Lo so, forse sembra un gesto stupido data la vicinanza delle nostre abitazioni e il fatto di venire a scuola assieme, però quel momento è solo nostro e di nessun altro.
Non potrei farne a meno. Quando vado a letto, aspetto solo di addormentarmi e desiderare la sua vicinanza appena sveglio.

«Piccola, cosa succede?» domando sussurrando carezzandole i capelli.
Sospira contro la mia maglia.
«La giornata è iniziata con il piede sbagliato, Dami.»
Non continua.
Cavolo, a volte è così difficile interpretare le persone da una semplice frase che, in realtà, non spiega nulla.
Di solito lo faccio anch'io e solo ora capisco quanto questo sia frustrante.

«Vedrai, andrà meglio.»
«I miei disegni sono completamente pieni d'acqua!
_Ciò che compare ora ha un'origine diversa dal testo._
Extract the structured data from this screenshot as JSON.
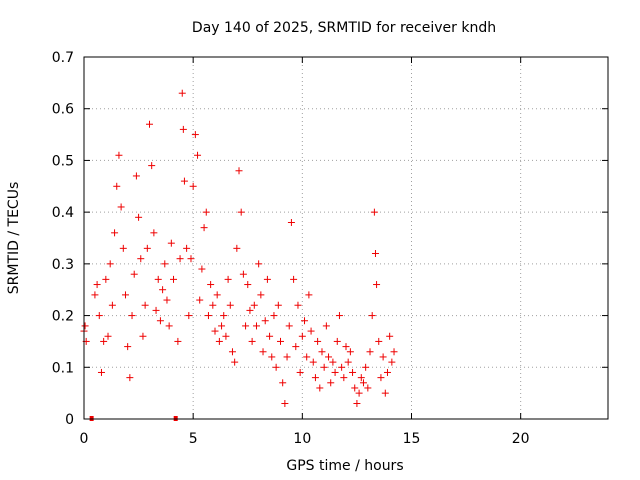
{
  "chart_data": {
    "type": "scatter",
    "title": "Day 140 of 2025, SRMTID for receiver kndh",
    "xlabel": "GPS time / hours",
    "ylabel": "SRMTID / TECUs",
    "xlim": [
      0,
      24
    ],
    "ylim": [
      0,
      0.7
    ],
    "xticks": [
      0,
      5,
      10,
      15,
      20
    ],
    "xtick_labels": [
      "0",
      "5",
      "10",
      "15",
      "20"
    ],
    "yticks": [
      0,
      0.1,
      0.2,
      0.3,
      0.4,
      0.5,
      0.6,
      0.7
    ],
    "ytick_labels": [
      "0",
      "0.1",
      "0.2",
      "0.3",
      "0.4",
      "0.5",
      "0.6",
      "0.7"
    ],
    "grid": true,
    "marker": "plus",
    "color": "#ee0000",
    "data_hours_range": [
      0,
      14.2
    ],
    "series": [
      {
        "name": "SRMTID",
        "points": [
          [
            0.0,
            0.17
          ],
          [
            0.05,
            0.18
          ],
          [
            0.1,
            0.15
          ],
          [
            0.35,
            0.0
          ],
          [
            0.5,
            0.24
          ],
          [
            0.6,
            0.26
          ],
          [
            0.7,
            0.2
          ],
          [
            0.8,
            0.09
          ],
          [
            0.9,
            0.15
          ],
          [
            1.0,
            0.27
          ],
          [
            1.1,
            0.16
          ],
          [
            1.2,
            0.3
          ],
          [
            1.3,
            0.22
          ],
          [
            1.4,
            0.36
          ],
          [
            1.5,
            0.45
          ],
          [
            1.6,
            0.51
          ],
          [
            1.7,
            0.41
          ],
          [
            1.8,
            0.33
          ],
          [
            1.9,
            0.24
          ],
          [
            2.0,
            0.14
          ],
          [
            2.1,
            0.08
          ],
          [
            2.2,
            0.2
          ],
          [
            2.3,
            0.28
          ],
          [
            2.4,
            0.47
          ],
          [
            2.5,
            0.39
          ],
          [
            2.6,
            0.31
          ],
          [
            2.7,
            0.16
          ],
          [
            2.8,
            0.22
          ],
          [
            2.9,
            0.33
          ],
          [
            3.0,
            0.57
          ],
          [
            3.1,
            0.49
          ],
          [
            3.2,
            0.36
          ],
          [
            3.3,
            0.21
          ],
          [
            3.4,
            0.27
          ],
          [
            3.5,
            0.19
          ],
          [
            3.6,
            0.25
          ],
          [
            3.7,
            0.3
          ],
          [
            3.8,
            0.23
          ],
          [
            3.9,
            0.18
          ],
          [
            4.0,
            0.34
          ],
          [
            4.1,
            0.27
          ],
          [
            4.2,
            0.0
          ],
          [
            4.3,
            0.15
          ],
          [
            4.4,
            0.31
          ],
          [
            4.5,
            0.63
          ],
          [
            4.55,
            0.56
          ],
          [
            4.6,
            0.46
          ],
          [
            4.7,
            0.33
          ],
          [
            4.8,
            0.2
          ],
          [
            4.9,
            0.31
          ],
          [
            5.0,
            0.45
          ],
          [
            5.1,
            0.55
          ],
          [
            5.2,
            0.51
          ],
          [
            5.3,
            0.23
          ],
          [
            5.4,
            0.29
          ],
          [
            5.5,
            0.37
          ],
          [
            5.6,
            0.4
          ],
          [
            5.7,
            0.2
          ],
          [
            5.8,
            0.26
          ],
          [
            5.9,
            0.22
          ],
          [
            6.0,
            0.17
          ],
          [
            6.1,
            0.24
          ],
          [
            6.2,
            0.15
          ],
          [
            6.3,
            0.18
          ],
          [
            6.4,
            0.2
          ],
          [
            6.5,
            0.16
          ],
          [
            6.6,
            0.27
          ],
          [
            6.7,
            0.22
          ],
          [
            6.8,
            0.13
          ],
          [
            6.9,
            0.11
          ],
          [
            7.0,
            0.33
          ],
          [
            7.1,
            0.48
          ],
          [
            7.2,
            0.4
          ],
          [
            7.3,
            0.28
          ],
          [
            7.4,
            0.18
          ],
          [
            7.5,
            0.26
          ],
          [
            7.6,
            0.21
          ],
          [
            7.7,
            0.15
          ],
          [
            7.8,
            0.22
          ],
          [
            7.9,
            0.18
          ],
          [
            8.0,
            0.3
          ],
          [
            8.1,
            0.24
          ],
          [
            8.2,
            0.13
          ],
          [
            8.3,
            0.19
          ],
          [
            8.4,
            0.27
          ],
          [
            8.5,
            0.16
          ],
          [
            8.6,
            0.12
          ],
          [
            8.7,
            0.2
          ],
          [
            8.8,
            0.1
          ],
          [
            8.9,
            0.22
          ],
          [
            9.0,
            0.15
          ],
          [
            9.1,
            0.07
          ],
          [
            9.2,
            0.03
          ],
          [
            9.3,
            0.12
          ],
          [
            9.4,
            0.18
          ],
          [
            9.5,
            0.38
          ],
          [
            9.6,
            0.27
          ],
          [
            9.7,
            0.14
          ],
          [
            9.8,
            0.22
          ],
          [
            9.9,
            0.09
          ],
          [
            10.0,
            0.16
          ],
          [
            10.1,
            0.19
          ],
          [
            10.2,
            0.12
          ],
          [
            10.3,
            0.24
          ],
          [
            10.4,
            0.17
          ],
          [
            10.5,
            0.11
          ],
          [
            10.6,
            0.08
          ],
          [
            10.7,
            0.15
          ],
          [
            10.8,
            0.06
          ],
          [
            10.9,
            0.13
          ],
          [
            11.0,
            0.1
          ],
          [
            11.1,
            0.18
          ],
          [
            11.2,
            0.12
          ],
          [
            11.3,
            0.07
          ],
          [
            11.4,
            0.11
          ],
          [
            11.5,
            0.09
          ],
          [
            11.6,
            0.15
          ],
          [
            11.7,
            0.2
          ],
          [
            11.8,
            0.1
          ],
          [
            11.9,
            0.08
          ],
          [
            12.0,
            0.14
          ],
          [
            12.1,
            0.11
          ],
          [
            12.2,
            0.13
          ],
          [
            12.3,
            0.09
          ],
          [
            12.4,
            0.06
          ],
          [
            12.5,
            0.03
          ],
          [
            12.6,
            0.05
          ],
          [
            12.7,
            0.08
          ],
          [
            12.8,
            0.07
          ],
          [
            12.9,
            0.1
          ],
          [
            13.0,
            0.06
          ],
          [
            13.1,
            0.13
          ],
          [
            13.2,
            0.2
          ],
          [
            13.3,
            0.4
          ],
          [
            13.35,
            0.32
          ],
          [
            13.4,
            0.26
          ],
          [
            13.5,
            0.15
          ],
          [
            13.6,
            0.08
          ],
          [
            13.7,
            0.12
          ],
          [
            13.8,
            0.05
          ],
          [
            13.9,
            0.09
          ],
          [
            14.0,
            0.16
          ],
          [
            14.1,
            0.11
          ],
          [
            14.2,
            0.13
          ]
        ]
      }
    ]
  }
}
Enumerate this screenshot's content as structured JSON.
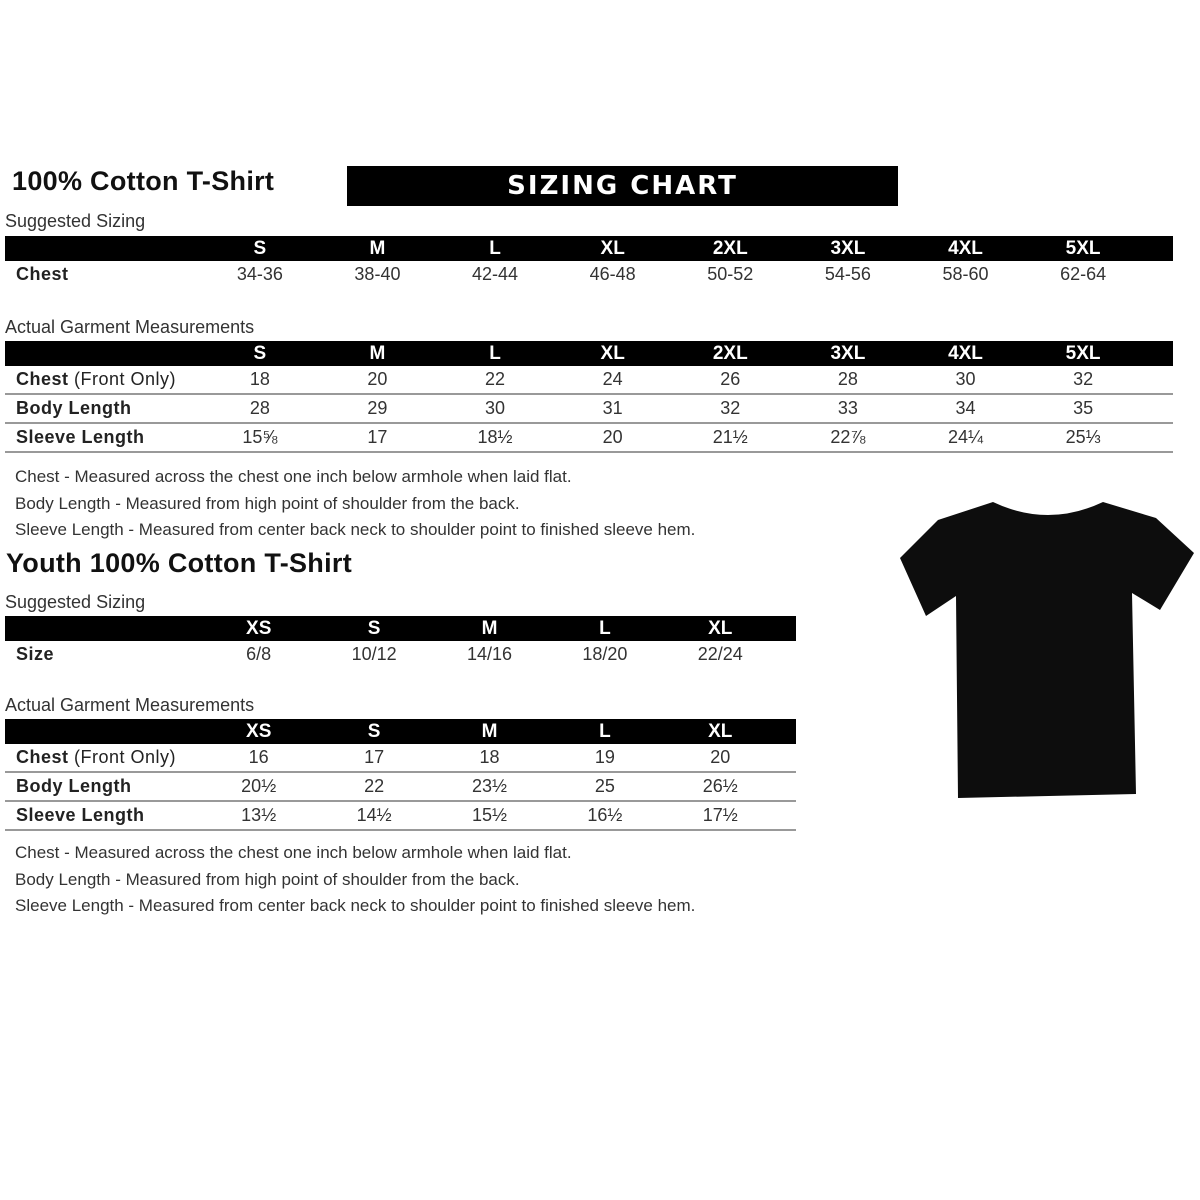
{
  "adult": {
    "title": "100% Cotton T-Shirt",
    "banner": "SIZING CHART",
    "suggested_label": "Suggested Sizing",
    "sizes": [
      "S",
      "M",
      "L",
      "XL",
      "2XL",
      "3XL",
      "4XL",
      "5XL"
    ],
    "chest_label": "Chest",
    "chest": [
      "34-36",
      "38-40",
      "42-44",
      "46-48",
      "50-52",
      "54-56",
      "58-60",
      "62-64"
    ],
    "actual_label": "Actual Garment Measurements",
    "rows": [
      {
        "label": "Chest",
        "label_extra": " (Front Only)",
        "values": [
          "18",
          "20",
          "22",
          "24",
          "26",
          "28",
          "30",
          "32"
        ]
      },
      {
        "label": "Body Length",
        "label_extra": "",
        "values": [
          "28",
          "29",
          "30",
          "31",
          "32",
          "33",
          "34",
          "35"
        ]
      },
      {
        "label": "Sleeve Length",
        "label_extra": "",
        "values": [
          "15⅝",
          "17",
          "18½",
          "20",
          "21½",
          "22⅞",
          "24¼",
          "25⅓"
        ]
      }
    ],
    "notes": [
      "Chest - Measured across the chest one inch below armhole when laid flat.",
      "Body Length - Measured from high point of shoulder from the back.",
      "Sleeve Length - Measured from center back neck to shoulder point to finished sleeve hem."
    ]
  },
  "youth": {
    "title": "Youth 100% Cotton T-Shirt",
    "suggested_label": "Suggested Sizing",
    "sizes": [
      "XS",
      "S",
      "M",
      "L",
      "XL"
    ],
    "size_label": "Size",
    "size_values": [
      "6/8",
      "10/12",
      "14/16",
      "18/20",
      "22/24"
    ],
    "actual_label": "Actual Garment Measurements",
    "rows": [
      {
        "label": "Chest",
        "label_extra": " (Front Only)",
        "values": [
          "16",
          "17",
          "18",
          "19",
          "20"
        ]
      },
      {
        "label": "Body Length",
        "label_extra": "",
        "values": [
          "20½",
          "22",
          "23½",
          "25",
          "26½"
        ]
      },
      {
        "label": "Sleeve Length",
        "label_extra": "",
        "values": [
          "13½",
          "14½",
          "15½",
          "16½",
          "17½"
        ]
      }
    ],
    "notes": [
      "Chest - Measured across the chest one inch below armhole when laid flat.",
      "Body Length - Measured from high point of shoulder from the back.",
      "Sleeve Length - Measured from center back neck to shoulder point to finished sleeve hem."
    ]
  },
  "image": {
    "icon": "t-shirt-icon",
    "color": "#0d0d0d"
  }
}
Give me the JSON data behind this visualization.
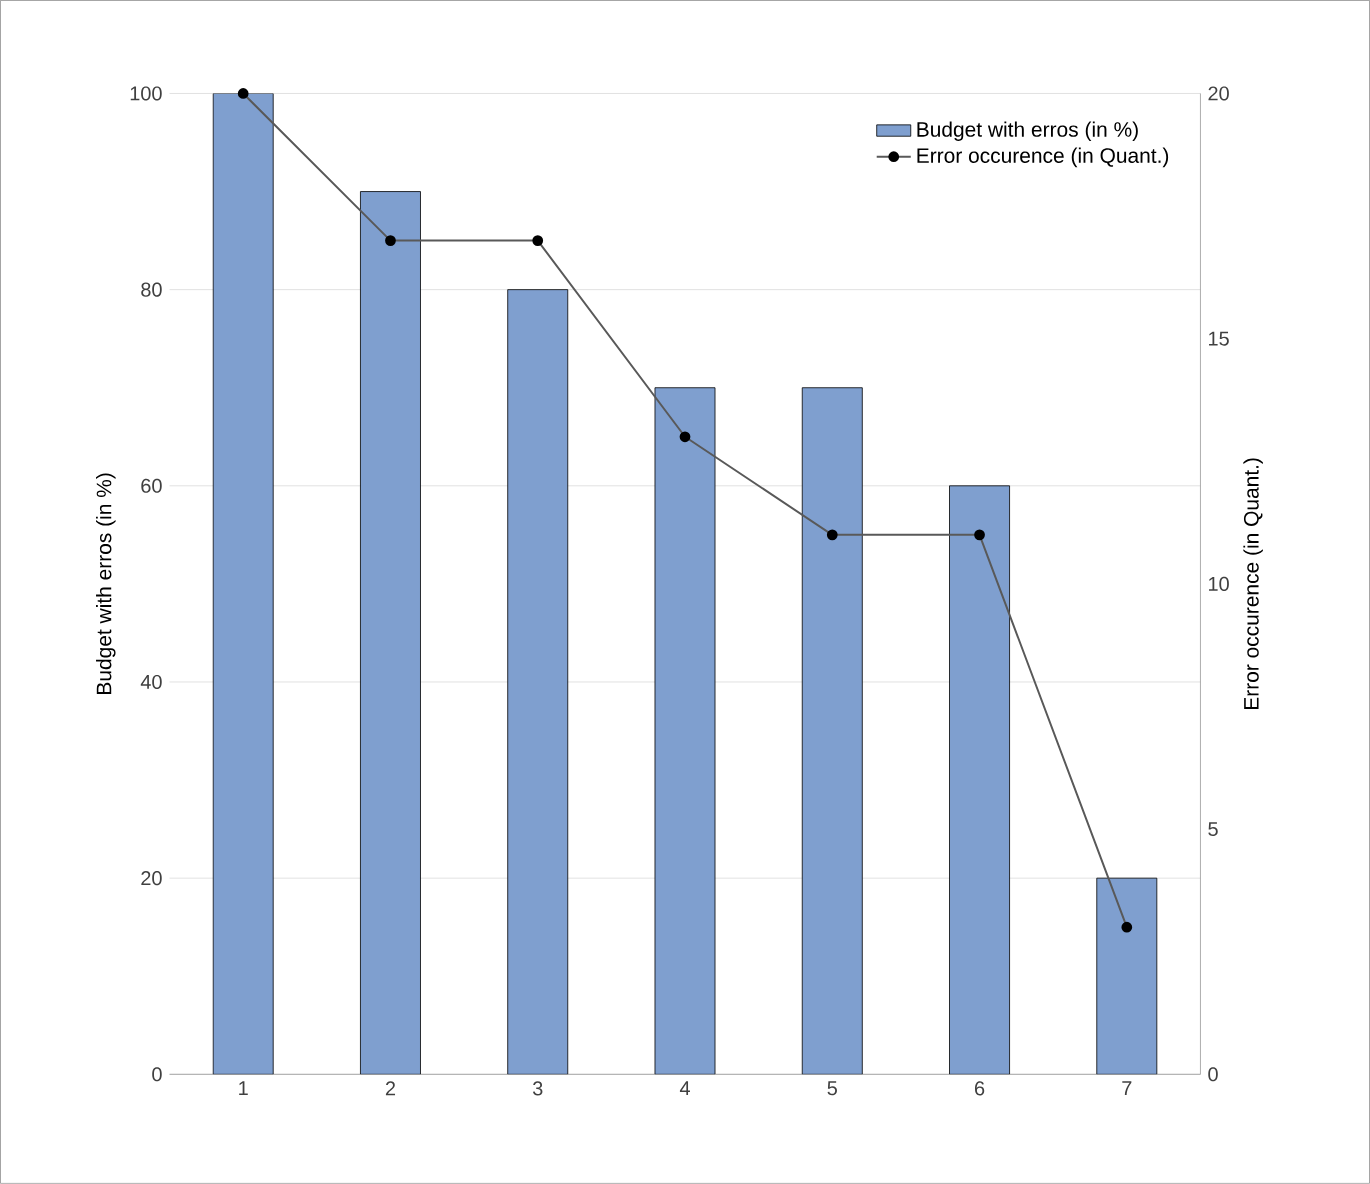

Il cassetto dei lavori era colmo di liquido con dentro solo la mia cartellina. I miei fogli, quelli lasciati a scuola, sono del tutto rovinati» confida triste.

Trattengo il fiato.
Questa sì che è una vera e propria tragedia.
Per un disegnatore non c'è niente di più importante dei propri lavori. In ogni traccia e linea si imprimono fatica e passione, un sentimento che va ben oltre ogni comprensione.
«Come mai c'era solo la tua cartellina?» Corrugo la fronte.
A tutte le classi sono soliti assegnare dei grandi mobili di ferro con dei cassetti dove contenere i lavori svolti, così da non fare la spola tra casa e scuola, ma averli a portata di mano in ogni occasione.

Amelia solleva le spalle. «In realtà, ero certa di averli messi nel posto più in alto seguendo l'ordine alfabetico, ma quando sono andata a cercare, si trovavano in fondo.»